A bridge circuit has two legs which are frequency-dependent complex-valued impedances. One leg is a circuit in the analyzer with calibrated components whose combined impedance can be read on a scale. The other leg is the unknown – either an antenna or a reactive component.

To measure impedance, the bridge is adjusted, so that the two legs have the same impedance. When the two impedances are the same, the bridge is balanced. Using this circuit it is possible to either measure the impedance of the antenna connected between ANT and GND, or it is possible to adjust an antenna, until it has the same impedance as the network on the left side of the diagram below. The bridge can be driven either with white noise or a simple carrier (connected to drive). In the case of white noise the amplitude of the exciting signal can be very low and a radio receiver used as the detector. In the case where a simple carrier is used then depending on the level either a diode detector or a receiver can be used. In both cases a null will indicate when the bridge is balanced.

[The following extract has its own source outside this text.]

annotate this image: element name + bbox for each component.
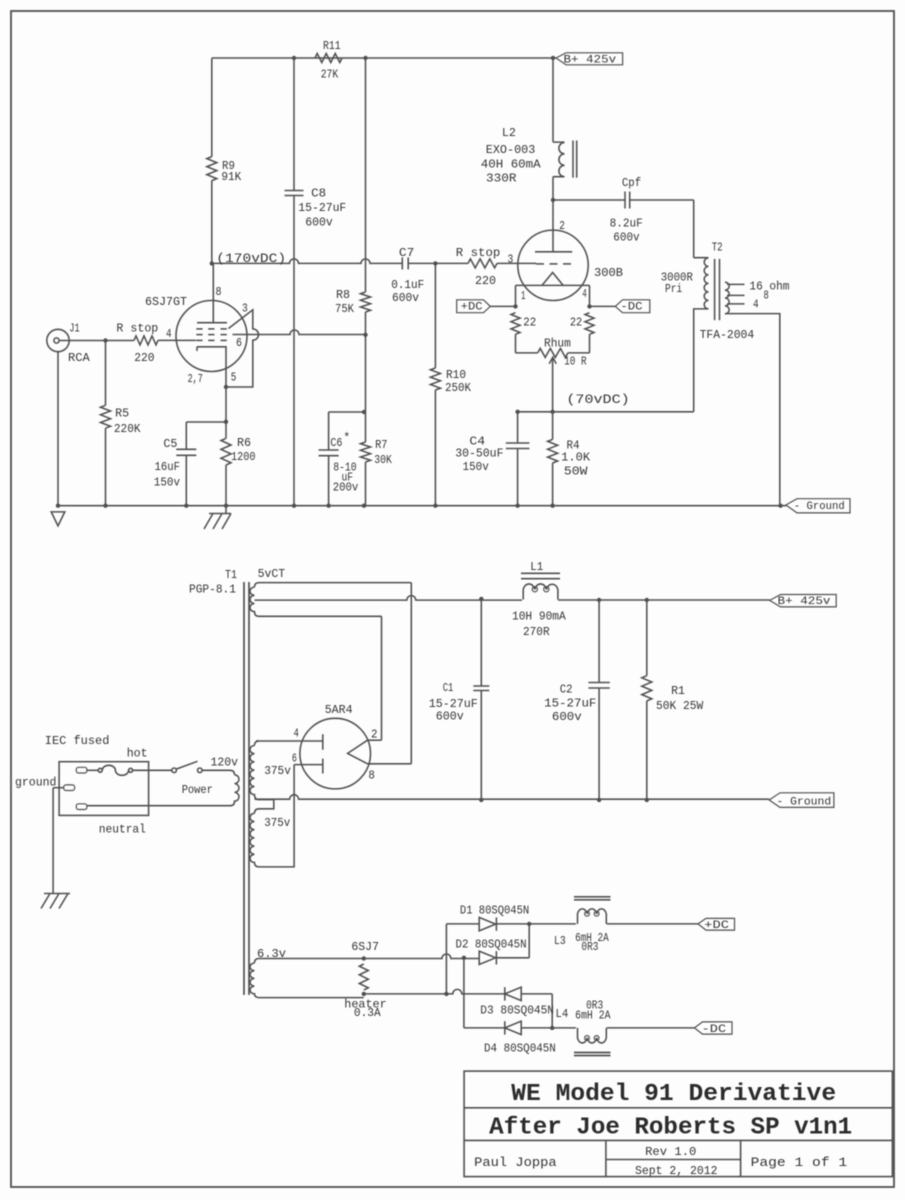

===Complex voltage and current meters===
A second type of antenna analyzer measures the complex voltage across and current into the antenna. The operator then uses mathematical methods to calculate complex impedance, or reads it off a calibrated meter or a digital display. Professional instruments of this type are usually called network analyzers.

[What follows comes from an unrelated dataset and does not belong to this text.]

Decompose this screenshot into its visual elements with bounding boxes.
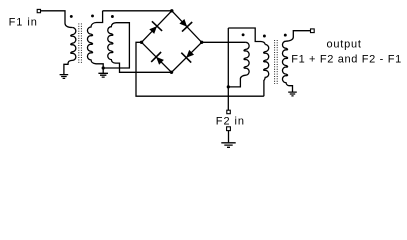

Modern analyzers do not require the operator to adjust any R and X knobs as with the bridge-type analyzers. Many of these instruments have the ability to automatically sweep the frequency over a wide range and then plot the antenna characteristics on a graphical display. Doing this with a manually operated bridge would be time-consuming, requiring one to change the frequency and adjust the knobs at each frequency for a match.

===High and low power methods===
Many transmitters include an SWR meter in the output circuits which works by measuring the reflected wave from the antenna back to the transmitter, which is minimal when the antenna is matched. Reflected power from a badly tuned antenna can present an improper load at the transmitter which can damage it. The SWR meter requires about 5–10 watts of outgoing signal from the radio to register the reflected power (if any), and then only indicates the relative degree of mismatch, not the reactive and resistive impedance seen at the end of the antenna's feedline.

A complex-impedance antenna analyzer typically only requires a few milliwatts of power be applied to the antenna, and typically provides its own signal, not requiring any test signal from a transmitter. Using a low-power test signal avoids damaging the analyzer when testing a badly matched antenna. In addition, because its signal power is very low, the analyzer can be used for frequencies outside of the transmit bands licensed to its operator, and thus measure antenna performance over an unrestricted range of frequencies.